In the immediate aftermath, there is need for post-rape care within 72 hours so that women are treated for any physical injuries or given medication to prevent HIV infection, STIs or pregnancies, Odhiambo explained. In most cases in Kenya, however, that was not possible because of insecurity, trauma, lack of transport or insufficient money for treatment.

"Now, many of these women are living with HIV they contracted during their rape, many have described to us symptoms typical of STI – vaginal bleeding, smelly discharges, pain during sexual intercourse or whilst passing urine – some of them still cannot walk properly, have problems sitting or going to work in the farms (which is the only source of livelihood in some areas)".

Apiyo P, a 53-year old mother of five who was beaten and gang-raped by four men, says she "doesn't know how to reach the government to ask for help", despite having serious and debilitating injuries.

She testified: "I am not at peace, my body is not the same.
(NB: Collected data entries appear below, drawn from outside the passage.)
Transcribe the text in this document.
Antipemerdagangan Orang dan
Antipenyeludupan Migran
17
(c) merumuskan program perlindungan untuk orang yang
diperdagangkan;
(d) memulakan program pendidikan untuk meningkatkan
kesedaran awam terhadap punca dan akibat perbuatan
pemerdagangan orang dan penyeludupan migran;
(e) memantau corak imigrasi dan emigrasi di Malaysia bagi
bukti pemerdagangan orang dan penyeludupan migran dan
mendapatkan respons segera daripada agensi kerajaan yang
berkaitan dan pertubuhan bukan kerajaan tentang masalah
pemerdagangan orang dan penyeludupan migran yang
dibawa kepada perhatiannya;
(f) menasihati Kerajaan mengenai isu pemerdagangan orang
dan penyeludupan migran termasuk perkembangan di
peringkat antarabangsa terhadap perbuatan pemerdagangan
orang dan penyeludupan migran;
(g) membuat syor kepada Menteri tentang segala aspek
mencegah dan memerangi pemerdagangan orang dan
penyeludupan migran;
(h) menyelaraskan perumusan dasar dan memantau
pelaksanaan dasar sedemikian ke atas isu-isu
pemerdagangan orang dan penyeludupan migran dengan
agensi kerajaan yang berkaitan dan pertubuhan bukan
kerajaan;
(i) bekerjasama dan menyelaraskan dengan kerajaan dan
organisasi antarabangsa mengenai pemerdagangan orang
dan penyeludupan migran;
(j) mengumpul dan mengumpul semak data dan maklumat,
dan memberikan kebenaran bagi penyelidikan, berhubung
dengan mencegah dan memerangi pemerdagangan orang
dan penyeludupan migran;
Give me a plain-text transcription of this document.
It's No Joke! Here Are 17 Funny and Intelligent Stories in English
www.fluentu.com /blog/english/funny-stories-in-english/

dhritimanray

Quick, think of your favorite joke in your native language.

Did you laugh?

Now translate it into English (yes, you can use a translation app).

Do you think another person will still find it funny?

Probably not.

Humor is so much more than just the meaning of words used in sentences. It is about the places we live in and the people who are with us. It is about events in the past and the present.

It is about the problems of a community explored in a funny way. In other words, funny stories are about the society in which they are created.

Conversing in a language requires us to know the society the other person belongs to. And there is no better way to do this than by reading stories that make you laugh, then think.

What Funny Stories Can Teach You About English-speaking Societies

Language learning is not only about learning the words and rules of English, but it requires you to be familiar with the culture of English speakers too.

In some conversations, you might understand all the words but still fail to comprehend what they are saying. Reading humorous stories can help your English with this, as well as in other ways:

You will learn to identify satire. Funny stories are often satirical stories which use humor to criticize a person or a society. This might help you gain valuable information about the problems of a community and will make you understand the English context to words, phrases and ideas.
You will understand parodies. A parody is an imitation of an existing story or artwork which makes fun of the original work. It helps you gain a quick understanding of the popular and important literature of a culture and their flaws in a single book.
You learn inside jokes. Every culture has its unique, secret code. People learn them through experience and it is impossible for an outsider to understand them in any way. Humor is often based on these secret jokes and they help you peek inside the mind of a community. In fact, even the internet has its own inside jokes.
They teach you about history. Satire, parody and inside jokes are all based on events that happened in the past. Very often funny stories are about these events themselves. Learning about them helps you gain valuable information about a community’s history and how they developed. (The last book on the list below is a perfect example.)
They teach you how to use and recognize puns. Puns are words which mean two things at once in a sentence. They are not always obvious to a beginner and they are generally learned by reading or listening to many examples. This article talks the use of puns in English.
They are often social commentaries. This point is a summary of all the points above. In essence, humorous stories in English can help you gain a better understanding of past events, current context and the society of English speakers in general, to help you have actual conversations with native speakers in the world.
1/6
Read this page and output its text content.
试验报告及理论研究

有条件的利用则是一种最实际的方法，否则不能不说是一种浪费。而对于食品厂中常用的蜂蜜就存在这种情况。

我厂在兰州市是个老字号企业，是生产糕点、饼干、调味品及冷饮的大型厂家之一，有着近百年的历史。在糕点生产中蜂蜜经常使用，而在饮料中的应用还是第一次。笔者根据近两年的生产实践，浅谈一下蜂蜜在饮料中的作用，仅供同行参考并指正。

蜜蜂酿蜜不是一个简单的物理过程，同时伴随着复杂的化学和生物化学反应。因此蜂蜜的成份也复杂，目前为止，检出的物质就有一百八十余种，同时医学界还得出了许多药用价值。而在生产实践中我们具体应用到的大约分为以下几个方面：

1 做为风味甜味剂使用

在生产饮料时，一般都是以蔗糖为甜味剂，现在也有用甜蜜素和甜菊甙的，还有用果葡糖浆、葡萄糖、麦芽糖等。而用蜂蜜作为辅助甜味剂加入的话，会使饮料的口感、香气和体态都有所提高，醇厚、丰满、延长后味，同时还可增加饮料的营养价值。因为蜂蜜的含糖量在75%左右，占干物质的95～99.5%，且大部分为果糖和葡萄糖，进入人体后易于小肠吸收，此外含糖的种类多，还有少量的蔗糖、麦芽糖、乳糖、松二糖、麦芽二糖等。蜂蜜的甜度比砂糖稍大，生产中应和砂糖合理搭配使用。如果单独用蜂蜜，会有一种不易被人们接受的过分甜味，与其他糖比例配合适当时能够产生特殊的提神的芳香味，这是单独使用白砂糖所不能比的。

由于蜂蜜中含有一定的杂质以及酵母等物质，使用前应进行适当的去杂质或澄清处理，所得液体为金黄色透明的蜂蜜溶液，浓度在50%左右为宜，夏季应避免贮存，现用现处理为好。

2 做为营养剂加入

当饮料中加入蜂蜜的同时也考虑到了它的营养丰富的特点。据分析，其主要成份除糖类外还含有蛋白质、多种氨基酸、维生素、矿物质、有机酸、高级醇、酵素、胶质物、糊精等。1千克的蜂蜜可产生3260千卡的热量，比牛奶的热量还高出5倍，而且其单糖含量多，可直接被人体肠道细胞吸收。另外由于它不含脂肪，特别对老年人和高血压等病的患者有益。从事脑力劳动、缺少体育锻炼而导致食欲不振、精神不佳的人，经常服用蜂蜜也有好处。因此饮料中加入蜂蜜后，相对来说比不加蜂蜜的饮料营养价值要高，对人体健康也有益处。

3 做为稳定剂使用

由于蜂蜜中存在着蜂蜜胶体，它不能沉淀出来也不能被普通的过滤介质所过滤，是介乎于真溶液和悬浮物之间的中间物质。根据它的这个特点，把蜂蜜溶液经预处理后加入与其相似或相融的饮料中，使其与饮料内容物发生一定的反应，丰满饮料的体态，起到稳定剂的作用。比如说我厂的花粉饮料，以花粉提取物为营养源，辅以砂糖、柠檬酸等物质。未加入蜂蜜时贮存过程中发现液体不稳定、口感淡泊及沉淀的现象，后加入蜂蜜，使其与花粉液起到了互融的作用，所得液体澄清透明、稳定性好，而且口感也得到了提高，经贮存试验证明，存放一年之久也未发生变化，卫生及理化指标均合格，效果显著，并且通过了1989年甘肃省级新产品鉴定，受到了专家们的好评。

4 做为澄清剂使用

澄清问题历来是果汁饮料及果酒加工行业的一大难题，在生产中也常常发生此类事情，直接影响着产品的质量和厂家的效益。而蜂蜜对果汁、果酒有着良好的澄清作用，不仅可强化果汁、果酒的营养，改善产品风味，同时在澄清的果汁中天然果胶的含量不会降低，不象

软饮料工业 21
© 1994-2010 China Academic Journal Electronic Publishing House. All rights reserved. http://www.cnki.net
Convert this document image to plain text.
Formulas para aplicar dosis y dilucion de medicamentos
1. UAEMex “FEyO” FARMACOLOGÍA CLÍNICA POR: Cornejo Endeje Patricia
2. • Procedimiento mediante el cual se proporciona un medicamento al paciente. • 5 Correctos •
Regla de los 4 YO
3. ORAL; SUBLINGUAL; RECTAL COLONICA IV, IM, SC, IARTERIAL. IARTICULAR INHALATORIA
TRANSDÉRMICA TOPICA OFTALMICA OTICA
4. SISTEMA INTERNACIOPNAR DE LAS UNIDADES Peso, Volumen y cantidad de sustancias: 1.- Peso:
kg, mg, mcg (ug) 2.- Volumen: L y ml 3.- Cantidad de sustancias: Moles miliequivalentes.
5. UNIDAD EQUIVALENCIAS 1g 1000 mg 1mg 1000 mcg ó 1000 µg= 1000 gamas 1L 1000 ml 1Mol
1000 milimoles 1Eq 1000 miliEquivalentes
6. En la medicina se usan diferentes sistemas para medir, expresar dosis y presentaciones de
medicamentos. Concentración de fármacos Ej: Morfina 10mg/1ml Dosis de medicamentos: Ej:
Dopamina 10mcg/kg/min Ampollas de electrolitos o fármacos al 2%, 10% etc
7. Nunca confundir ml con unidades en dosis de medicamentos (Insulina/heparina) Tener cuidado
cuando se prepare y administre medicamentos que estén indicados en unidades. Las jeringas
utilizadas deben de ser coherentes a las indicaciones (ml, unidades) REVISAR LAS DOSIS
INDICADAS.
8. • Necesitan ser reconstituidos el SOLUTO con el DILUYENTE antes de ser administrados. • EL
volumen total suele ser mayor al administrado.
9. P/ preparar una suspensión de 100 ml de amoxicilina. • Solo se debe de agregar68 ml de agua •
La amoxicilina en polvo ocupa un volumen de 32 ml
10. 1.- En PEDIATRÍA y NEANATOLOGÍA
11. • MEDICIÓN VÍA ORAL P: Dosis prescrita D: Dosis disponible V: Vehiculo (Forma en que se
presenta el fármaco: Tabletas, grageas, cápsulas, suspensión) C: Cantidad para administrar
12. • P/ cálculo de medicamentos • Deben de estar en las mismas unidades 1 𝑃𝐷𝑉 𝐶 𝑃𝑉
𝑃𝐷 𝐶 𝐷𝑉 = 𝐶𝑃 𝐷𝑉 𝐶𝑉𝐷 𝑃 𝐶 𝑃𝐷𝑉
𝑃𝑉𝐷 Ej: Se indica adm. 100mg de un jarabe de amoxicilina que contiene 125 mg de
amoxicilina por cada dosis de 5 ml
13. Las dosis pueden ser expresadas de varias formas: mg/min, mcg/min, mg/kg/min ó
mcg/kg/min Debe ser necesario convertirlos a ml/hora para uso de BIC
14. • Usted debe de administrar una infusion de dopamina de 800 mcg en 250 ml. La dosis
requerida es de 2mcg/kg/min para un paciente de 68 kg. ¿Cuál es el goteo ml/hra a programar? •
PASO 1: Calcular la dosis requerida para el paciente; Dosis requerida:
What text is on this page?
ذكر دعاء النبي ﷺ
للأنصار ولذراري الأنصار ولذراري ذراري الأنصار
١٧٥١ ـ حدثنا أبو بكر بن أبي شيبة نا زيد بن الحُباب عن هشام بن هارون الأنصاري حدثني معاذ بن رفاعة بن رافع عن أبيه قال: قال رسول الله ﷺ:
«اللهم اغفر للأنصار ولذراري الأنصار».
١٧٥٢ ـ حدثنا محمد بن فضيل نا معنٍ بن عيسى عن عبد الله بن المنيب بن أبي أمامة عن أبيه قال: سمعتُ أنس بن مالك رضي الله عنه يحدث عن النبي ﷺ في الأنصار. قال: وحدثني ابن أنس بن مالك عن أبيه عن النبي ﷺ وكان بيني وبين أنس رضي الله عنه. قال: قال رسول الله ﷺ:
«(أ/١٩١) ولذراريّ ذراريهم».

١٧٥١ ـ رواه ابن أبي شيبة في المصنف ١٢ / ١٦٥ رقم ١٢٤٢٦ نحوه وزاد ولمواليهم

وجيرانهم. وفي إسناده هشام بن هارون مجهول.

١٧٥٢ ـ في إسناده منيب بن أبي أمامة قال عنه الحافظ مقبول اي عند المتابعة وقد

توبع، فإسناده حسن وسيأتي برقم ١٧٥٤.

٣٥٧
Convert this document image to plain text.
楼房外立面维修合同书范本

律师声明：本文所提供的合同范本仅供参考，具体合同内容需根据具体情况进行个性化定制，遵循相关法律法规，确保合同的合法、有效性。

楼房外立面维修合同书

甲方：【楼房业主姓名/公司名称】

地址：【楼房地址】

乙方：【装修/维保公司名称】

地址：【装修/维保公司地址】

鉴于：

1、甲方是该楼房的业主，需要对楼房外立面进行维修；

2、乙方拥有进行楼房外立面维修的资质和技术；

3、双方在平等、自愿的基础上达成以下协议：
If I am pressed, urine just comes out. I feel weak, Sometimes I have a dirty-smelly discharge coming from my vagina. I feel pain in my lower abdomen (...) I don't have money to go to a big hospital. I have so much shame (...) I just sit and wait to die."

Like many displaying very disturbed mental states, Apiyo – whose husband was killed during the violence – spoke about insomnia and difficulties to perform everyday tasks, throwing her into poverty after she lost her clothes boutique business."I think about the rape, my financial problems, and the death of my husband. I have become a beggar. Sometimes I don't have food. I don't have any help from my family".

Kenya women and girls
It is estimated 900 women, girls and boys were victims of a rape and sexual violence during the explosion of post-election violence in Kenya between December 2007 and February 2008ROBERTO SCHMIDT/AFP/Getty Images

Need for a legal framework for victims

"What speaks volumes about the government's attitude towards sexual violence survivors is that, following the post-election violence, the government has implemented some programmes to help other victims – people who lost property, were displaced from their homes – but has never initiated any programme to help women who were raped. It shows the government does not see this as a priority, or that this group that really needs help needs assistance from the government," Odhiambo explained.

Sexual violence in Kenya: the numbers

According to a report released in 2012 by the United Nations with the Kenyan government, at least 32% of females under the age of 18 in Kenya experience some form of sexual assault.

A report from Kenya's national commission on human rights in 2006 adds that a girl or woman is raped every 30 minutes in the African country.

Indeed, victims face the much larger problem of lack of political will to investigate and prosecute those who were involved in the post-election violence more generally including those who may have financed the violence – not only those who perpetrated sexual violence.

"Some people mentioned by the Working commission that investigated the violence are people who are in political leadership or who were in government at the time – people high-up. So, there is that reluctance for them to bring them to accountability because they are implicated," Odhiambo added.

However, the advocate believes that "renewed momentum around developing a reparations process offers the Kenyan government an opportunity to rectify these failures and ensure justice and redress for post-election sexual violence".

While Kenya lacks a clear legal framework to investigate and prosecute perpetrators of conflict-related sexual violence, compensate victims, Mutere says Grace-Agenda is working towards ensuring the government implement a reparations programme it announced last year. She said: "We want the sexual violence survivors to be the first beneficiaries."